Use-case preset

Real-time translation cost calculator

Live translation of short utterances with strict sub-1s latency.

Live translation of short utterances — speech-to-text output or typed messages — where the source text and translated result are roughly the same token length. Typical in conferencing, customer support, and live captioning pipelines.

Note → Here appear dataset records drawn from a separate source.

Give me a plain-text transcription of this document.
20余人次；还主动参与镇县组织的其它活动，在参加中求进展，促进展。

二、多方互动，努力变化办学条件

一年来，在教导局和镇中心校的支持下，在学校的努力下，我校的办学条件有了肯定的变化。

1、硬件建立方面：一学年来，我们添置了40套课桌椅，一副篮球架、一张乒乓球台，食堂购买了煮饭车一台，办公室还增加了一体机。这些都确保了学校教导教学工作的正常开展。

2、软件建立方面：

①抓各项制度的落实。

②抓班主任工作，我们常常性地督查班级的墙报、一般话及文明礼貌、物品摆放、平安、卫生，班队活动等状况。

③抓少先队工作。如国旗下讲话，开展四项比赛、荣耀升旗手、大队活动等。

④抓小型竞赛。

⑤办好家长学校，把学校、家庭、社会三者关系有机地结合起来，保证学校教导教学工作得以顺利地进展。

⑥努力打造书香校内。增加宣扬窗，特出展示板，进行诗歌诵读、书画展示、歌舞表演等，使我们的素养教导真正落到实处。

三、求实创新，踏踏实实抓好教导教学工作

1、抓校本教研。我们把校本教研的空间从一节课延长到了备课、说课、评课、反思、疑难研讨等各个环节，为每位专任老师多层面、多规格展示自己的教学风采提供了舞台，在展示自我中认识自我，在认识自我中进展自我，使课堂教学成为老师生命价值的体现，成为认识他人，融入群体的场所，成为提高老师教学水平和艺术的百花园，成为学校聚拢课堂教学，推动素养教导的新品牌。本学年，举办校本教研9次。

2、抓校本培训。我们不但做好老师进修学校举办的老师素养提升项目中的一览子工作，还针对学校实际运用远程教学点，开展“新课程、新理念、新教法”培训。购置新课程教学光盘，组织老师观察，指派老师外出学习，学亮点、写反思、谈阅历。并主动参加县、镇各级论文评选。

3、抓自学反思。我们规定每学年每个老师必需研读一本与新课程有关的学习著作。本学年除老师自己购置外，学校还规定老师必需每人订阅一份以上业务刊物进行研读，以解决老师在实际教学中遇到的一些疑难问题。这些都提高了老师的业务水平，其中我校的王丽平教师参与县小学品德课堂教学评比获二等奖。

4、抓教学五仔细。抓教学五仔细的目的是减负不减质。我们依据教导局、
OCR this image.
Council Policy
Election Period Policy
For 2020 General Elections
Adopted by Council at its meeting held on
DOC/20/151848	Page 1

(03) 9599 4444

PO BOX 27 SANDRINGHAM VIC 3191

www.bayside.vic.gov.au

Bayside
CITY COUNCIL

The 50/50 ratio is accurate: the source utterance plus brief system instructions mirror the length of the translated output. A 4k context window is generous for utterance-level translation — most inputs are under 100 tokens. The interactive latency target (sub-1s) is required for live use; anything over 800 ms breaks conversational flow. `cachedPromptPercent` is ~30: language pair instructions and a few shot examples are stable across a session, but each utterance is new. Cost is proportional to throughput — at high volume (e.g., 10k utterances/hour), a compact 7B multilingual model is the obvious choice over a 70B, with comparable BLEU scores on short segments.

Recommended models

alibaba/qwen-2.5-72b-instruct

Top-tier multilingual capability across 29+ languages; reliable quality on short utterances.

alibaba/qwen-3-8b-instruct

Fast 8B multilingual model; near-identical translation quality to 72B on short segments at 8× lower cost.

meta/llama-3.1-8b-instruct

Low latency, decent multilingual coverage for the major language pairs in most deployments.

mistralai/mistral-small-3

Strong European language pairs with fast inference; good fit for EU-facing live translation.